L’égoïsme est l’hydre du siècle, c’est un fait. La cupidité tend à troubler l’ordre social, c’est un autre fait ; et pourtant, les élans généreux, les sentiments honnêtes ne sont pas étouffés, ils sommeillent. Réveillons-les sans jeter anathême aux chercheurs d’or, aux aveugles trafiquants de finance ; crions halte à l’ambition de tous ; le bonheur n’est pas dans l’ivresse, il est dans le calme.

La femme non pas vendue mais donnée, les époux non pas étrangers mais unis ; la famille non plus une charge mais un gain, voilà, comme base, le principe sur lequel doit, ce nous semble, reposer la société.

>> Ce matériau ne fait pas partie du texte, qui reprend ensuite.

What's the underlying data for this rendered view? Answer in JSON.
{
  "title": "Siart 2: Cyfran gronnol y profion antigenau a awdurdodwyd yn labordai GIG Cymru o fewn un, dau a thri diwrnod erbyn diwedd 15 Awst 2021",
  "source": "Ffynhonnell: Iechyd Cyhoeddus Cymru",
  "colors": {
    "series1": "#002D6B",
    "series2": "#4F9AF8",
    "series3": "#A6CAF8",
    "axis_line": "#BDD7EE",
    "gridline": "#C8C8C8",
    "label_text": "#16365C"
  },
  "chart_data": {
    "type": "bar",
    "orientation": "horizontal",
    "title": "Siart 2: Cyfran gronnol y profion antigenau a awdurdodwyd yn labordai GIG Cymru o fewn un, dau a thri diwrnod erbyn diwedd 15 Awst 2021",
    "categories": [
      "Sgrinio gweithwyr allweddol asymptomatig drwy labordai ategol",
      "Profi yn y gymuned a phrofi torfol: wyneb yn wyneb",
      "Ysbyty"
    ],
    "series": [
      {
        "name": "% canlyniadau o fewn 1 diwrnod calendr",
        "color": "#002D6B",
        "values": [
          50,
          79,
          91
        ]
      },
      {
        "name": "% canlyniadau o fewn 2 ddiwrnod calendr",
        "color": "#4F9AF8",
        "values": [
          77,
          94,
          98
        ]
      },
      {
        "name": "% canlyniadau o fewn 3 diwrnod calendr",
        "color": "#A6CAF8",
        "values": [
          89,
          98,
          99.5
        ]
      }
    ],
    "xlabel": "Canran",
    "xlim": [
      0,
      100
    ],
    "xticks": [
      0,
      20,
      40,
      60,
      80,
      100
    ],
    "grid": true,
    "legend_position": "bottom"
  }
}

Femmes, ne vous contentez pas d’être les mères de vos fils, soyez leurs inspiratrices ; donnez à vos filles la meilleure part de votre cœur, le plus pur désintéressement de votre âme, l’amour du beau, du vrai, du juste, sans lequel l’admiration n’existe pas. Nous vous avons montré sous le toit paternel la jeune fille pauvre. Nous avons mis le doigt sur quelques plaies sociales. Goûtons au miel, laissons le fiel, quelques exemples nous aideront à démontrer que le bonheur de l’humanité est dans la pensée de Dieu.